The data cache miss rate gives a measure how often it was necessary to get cache lines from higher levels of the memory hierarchy. A lower miss rate is better, as it means data is being successfully retrieved from the cache more often.

  • (Cache) Miss ratio: The data cache miss ratio tells you how many of your memory references required a cache line to be loaded from a higher level. It is

similar to the cache miss rate but is a ratio rather than a percentage. It’s calculated as the number of cache misses divided by the total number of cache accesses. While the data cache miss rate might be given by your algorithm you should try to get data cache miss ratio as low as possible by increasing your cache reuse.

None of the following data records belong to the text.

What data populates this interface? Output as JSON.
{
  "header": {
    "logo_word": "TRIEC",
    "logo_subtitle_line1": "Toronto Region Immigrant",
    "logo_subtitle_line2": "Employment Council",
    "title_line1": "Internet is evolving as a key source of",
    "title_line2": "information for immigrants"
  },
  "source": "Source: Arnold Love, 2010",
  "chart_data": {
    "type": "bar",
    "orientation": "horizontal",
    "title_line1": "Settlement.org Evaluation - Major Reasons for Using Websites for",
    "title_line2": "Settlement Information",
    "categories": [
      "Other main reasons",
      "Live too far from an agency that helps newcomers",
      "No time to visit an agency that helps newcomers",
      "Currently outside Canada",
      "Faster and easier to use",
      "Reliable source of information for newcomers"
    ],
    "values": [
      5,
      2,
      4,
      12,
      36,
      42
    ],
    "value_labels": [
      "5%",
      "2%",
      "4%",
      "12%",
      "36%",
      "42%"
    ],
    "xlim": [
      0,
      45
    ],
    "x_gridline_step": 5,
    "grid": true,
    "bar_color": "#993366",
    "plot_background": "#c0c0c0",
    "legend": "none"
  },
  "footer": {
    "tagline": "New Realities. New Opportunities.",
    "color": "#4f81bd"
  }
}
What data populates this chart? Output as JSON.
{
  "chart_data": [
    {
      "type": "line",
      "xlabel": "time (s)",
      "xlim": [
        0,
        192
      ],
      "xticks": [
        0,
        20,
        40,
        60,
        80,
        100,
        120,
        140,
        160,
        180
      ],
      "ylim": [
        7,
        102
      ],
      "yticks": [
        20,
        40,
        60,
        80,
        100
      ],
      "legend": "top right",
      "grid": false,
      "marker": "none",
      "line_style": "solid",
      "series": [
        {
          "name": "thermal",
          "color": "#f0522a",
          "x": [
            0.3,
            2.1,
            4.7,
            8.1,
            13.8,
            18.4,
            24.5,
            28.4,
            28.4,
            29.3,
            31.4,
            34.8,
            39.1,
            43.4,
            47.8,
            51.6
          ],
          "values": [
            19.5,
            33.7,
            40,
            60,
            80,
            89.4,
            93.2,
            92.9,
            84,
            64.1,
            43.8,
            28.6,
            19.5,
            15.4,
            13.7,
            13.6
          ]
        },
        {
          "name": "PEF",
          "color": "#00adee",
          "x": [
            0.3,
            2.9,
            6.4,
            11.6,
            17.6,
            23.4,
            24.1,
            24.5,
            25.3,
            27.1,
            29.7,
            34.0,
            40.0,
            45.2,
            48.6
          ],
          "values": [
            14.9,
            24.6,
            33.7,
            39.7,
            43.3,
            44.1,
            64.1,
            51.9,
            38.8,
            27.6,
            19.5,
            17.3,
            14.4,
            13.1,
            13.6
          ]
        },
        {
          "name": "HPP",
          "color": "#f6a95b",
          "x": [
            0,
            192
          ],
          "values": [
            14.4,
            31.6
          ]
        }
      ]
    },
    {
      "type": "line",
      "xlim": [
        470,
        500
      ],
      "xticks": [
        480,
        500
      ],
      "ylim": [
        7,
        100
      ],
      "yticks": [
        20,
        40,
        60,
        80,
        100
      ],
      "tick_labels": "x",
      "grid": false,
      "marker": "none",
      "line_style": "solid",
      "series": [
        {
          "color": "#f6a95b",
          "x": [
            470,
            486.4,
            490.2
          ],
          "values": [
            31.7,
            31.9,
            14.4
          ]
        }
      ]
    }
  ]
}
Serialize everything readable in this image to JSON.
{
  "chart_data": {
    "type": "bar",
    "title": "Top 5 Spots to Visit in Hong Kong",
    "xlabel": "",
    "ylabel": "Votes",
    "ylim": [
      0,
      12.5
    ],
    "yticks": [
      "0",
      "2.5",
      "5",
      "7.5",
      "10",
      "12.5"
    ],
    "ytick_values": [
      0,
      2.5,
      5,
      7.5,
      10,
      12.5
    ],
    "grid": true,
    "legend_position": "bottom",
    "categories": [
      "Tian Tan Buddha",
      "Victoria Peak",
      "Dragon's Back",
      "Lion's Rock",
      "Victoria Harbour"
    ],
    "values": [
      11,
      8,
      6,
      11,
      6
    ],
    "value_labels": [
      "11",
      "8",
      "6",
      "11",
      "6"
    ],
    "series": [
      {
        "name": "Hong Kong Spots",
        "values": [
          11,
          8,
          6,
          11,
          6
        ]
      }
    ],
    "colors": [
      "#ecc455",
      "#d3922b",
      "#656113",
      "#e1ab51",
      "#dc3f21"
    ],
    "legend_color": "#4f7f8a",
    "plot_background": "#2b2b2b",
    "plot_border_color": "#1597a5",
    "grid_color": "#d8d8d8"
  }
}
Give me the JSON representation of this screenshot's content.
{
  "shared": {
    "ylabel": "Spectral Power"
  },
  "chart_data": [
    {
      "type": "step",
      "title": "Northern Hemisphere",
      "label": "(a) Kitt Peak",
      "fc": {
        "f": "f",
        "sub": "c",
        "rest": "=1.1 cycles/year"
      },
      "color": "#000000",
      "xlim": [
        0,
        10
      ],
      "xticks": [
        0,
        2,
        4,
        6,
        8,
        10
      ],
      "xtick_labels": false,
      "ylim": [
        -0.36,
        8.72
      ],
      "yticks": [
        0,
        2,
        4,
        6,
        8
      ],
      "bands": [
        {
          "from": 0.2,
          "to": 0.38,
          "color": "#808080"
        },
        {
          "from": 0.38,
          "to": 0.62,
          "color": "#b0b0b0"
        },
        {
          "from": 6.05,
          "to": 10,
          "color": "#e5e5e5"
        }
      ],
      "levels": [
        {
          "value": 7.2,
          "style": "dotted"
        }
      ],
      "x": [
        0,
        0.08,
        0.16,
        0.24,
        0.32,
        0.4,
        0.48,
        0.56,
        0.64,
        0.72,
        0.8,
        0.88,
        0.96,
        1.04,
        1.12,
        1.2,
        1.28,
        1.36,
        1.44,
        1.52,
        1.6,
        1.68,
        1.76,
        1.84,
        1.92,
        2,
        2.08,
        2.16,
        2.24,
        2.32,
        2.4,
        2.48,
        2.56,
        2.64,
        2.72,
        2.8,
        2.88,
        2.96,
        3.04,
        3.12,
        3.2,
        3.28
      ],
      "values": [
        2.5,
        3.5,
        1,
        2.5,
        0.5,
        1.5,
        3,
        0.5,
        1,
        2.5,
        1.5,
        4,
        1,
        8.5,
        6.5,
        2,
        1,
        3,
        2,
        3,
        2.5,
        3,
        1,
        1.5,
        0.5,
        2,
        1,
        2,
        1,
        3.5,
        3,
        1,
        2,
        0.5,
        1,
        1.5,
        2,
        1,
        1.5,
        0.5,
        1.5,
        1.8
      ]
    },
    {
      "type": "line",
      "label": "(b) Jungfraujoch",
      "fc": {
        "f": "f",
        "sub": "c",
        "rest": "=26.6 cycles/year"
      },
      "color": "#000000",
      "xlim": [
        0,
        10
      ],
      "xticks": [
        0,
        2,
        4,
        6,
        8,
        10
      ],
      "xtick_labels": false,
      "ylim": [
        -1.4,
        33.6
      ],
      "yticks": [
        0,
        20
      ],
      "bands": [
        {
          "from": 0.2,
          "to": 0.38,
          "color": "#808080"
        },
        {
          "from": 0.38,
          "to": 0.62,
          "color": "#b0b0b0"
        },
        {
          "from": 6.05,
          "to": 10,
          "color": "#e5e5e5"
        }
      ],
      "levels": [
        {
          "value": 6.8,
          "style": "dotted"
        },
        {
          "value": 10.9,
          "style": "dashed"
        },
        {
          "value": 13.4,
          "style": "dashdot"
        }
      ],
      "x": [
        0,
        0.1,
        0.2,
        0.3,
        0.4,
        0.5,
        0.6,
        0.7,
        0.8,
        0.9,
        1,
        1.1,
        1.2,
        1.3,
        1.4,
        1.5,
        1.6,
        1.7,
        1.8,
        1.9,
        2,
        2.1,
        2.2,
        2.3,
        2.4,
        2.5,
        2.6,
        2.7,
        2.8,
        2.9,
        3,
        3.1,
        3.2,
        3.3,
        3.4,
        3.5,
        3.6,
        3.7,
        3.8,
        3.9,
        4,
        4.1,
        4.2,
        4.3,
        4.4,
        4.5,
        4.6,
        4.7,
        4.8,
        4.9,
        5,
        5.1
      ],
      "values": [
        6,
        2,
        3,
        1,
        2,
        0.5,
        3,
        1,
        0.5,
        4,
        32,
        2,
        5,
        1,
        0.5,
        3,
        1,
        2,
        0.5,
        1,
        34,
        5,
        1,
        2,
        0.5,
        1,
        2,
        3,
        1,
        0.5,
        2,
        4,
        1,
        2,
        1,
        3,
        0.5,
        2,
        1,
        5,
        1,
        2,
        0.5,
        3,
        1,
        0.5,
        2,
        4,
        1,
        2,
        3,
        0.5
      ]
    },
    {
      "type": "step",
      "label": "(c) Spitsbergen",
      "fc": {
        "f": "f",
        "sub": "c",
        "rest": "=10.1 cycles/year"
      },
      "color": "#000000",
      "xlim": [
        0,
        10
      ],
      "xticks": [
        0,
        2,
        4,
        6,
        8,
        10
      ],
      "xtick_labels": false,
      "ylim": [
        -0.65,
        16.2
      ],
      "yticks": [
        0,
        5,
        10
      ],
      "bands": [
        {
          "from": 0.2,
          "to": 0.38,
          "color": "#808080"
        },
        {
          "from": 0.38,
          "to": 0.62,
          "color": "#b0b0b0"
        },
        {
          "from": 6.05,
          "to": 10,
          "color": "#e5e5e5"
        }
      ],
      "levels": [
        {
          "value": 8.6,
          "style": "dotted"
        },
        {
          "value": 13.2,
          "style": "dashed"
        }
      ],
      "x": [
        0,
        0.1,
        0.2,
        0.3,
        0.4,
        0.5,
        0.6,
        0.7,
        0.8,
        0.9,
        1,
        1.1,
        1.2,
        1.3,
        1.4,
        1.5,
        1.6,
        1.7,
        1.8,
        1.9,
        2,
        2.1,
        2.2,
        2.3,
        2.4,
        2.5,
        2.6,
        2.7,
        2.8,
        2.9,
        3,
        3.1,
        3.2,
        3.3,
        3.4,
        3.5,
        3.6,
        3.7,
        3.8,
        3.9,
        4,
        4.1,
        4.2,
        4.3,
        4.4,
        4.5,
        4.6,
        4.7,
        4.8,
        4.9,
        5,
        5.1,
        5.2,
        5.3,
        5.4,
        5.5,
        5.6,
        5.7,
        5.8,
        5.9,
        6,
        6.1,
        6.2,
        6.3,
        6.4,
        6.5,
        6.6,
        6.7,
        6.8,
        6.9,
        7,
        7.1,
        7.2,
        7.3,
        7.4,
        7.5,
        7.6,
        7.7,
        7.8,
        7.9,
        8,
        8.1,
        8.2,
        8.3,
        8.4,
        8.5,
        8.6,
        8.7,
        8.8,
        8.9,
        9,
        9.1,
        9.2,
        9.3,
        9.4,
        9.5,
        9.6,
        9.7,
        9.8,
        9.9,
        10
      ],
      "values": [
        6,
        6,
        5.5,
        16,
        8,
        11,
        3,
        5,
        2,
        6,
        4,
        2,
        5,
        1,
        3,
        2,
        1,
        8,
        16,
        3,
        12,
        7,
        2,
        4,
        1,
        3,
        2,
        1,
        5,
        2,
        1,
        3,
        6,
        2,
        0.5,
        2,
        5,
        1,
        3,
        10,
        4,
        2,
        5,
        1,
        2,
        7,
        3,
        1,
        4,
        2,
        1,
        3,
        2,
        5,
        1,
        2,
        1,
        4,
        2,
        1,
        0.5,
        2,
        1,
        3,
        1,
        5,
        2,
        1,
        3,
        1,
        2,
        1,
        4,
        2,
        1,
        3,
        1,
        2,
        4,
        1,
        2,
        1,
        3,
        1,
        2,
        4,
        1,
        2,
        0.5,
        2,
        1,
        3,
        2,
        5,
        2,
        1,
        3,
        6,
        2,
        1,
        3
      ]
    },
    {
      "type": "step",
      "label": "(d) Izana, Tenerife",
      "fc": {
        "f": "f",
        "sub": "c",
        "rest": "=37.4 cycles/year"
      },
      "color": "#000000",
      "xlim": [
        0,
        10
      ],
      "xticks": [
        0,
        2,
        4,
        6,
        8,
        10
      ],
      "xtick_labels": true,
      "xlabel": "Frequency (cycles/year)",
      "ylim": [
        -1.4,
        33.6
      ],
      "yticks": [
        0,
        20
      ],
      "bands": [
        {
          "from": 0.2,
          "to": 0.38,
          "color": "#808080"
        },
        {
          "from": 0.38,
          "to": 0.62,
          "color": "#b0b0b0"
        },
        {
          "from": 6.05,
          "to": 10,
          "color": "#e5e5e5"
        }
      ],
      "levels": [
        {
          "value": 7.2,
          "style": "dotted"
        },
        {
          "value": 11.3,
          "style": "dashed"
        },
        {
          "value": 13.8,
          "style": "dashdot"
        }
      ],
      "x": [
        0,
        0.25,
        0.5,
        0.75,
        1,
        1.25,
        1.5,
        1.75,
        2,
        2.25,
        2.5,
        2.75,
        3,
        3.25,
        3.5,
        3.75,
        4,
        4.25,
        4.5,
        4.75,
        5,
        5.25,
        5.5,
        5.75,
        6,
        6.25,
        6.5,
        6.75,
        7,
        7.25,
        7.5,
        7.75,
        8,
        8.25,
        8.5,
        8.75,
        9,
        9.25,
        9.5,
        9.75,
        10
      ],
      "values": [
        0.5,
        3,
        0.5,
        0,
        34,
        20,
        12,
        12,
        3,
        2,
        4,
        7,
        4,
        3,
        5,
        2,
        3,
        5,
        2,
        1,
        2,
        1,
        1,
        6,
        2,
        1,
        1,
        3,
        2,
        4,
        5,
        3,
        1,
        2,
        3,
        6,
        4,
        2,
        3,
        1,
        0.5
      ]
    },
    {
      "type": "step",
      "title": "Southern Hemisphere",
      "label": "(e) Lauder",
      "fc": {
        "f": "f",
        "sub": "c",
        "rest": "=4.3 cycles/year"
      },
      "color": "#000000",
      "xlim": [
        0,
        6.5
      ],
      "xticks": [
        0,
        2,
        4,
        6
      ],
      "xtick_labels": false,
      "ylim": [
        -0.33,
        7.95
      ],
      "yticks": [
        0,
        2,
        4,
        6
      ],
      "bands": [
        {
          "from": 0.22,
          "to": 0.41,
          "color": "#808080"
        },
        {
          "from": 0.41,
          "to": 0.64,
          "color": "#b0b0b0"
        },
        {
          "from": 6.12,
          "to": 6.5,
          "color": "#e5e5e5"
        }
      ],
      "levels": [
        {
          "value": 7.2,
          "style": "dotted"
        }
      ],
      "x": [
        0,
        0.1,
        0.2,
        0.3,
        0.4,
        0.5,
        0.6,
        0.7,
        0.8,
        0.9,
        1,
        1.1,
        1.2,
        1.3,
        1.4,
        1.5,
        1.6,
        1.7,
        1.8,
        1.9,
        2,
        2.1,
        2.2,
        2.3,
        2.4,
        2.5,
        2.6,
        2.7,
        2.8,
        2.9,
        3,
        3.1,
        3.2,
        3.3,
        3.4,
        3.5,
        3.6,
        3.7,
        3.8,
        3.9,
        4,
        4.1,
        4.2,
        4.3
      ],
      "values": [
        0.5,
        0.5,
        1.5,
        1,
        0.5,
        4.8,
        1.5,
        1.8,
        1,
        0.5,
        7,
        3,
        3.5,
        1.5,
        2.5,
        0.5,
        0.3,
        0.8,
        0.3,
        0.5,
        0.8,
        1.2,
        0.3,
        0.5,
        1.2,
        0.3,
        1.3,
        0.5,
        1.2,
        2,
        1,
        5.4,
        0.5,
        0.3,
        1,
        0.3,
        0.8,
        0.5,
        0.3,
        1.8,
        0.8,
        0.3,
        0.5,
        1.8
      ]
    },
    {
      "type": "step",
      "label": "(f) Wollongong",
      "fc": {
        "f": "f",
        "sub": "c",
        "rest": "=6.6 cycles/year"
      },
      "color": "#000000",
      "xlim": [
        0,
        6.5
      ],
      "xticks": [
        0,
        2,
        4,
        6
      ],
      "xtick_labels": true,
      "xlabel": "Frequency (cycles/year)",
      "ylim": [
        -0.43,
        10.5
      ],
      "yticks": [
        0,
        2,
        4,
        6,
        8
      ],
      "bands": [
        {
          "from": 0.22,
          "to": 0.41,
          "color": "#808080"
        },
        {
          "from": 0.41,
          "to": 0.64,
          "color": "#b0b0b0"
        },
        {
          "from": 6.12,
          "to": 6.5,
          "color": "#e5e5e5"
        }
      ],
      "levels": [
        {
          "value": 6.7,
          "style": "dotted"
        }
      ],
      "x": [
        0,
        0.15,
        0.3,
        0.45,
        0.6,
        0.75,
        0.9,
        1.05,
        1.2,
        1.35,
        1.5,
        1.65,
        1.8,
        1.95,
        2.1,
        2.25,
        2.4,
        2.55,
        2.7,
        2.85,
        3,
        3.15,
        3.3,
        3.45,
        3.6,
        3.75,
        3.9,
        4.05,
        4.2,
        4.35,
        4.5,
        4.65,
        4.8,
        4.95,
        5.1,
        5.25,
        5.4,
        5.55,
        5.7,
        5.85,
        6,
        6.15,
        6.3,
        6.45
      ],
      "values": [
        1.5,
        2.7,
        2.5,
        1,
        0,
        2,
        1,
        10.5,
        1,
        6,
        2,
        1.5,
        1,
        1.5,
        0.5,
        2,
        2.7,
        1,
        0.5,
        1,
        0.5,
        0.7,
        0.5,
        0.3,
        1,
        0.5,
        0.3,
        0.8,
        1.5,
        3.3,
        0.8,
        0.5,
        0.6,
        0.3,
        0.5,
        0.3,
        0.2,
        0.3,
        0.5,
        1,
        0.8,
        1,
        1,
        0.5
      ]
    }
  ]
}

  • Energy sum: This is the total amount of energy consumed by each node. It’s measured in W. It is calculated by first adding the rapl counters of both sockets

together and then adding a constant of 220 W for the energy consumption of other parts of the node.

  • Mem free: This is the amount of free memory available in the node. The data is saved in Bytes in the TimescaleDB and in GBytes in the JSON for Users.
  • Mem dirty: This is the amount of memory that has been modified but not yet written back to disk per node. The data is saved in Bytes in the TimescaleDB and

in GBytes in the JSON for Users.

  • CPU usage system: This is the percentage which is used by system tasks on a node basis.
  • CPU usage user: This is the percentage which is used by user tasks on a node basis.
  • Rcv data: This is the amount of data received over the network per node. The data is saved in Bytes/s in the TimescaleDB and in GBytes/s in the JSON for

Users. The data is calculated after the infiniband counter metric scheme.

  • Xmit data: This is the amount of data transmitted over the network per node. The data is saved in Bytes/s in the TimescaleDB and in GBytes/s in the JSON for

Users. The data is calculated after the infiniband counter metric scheme.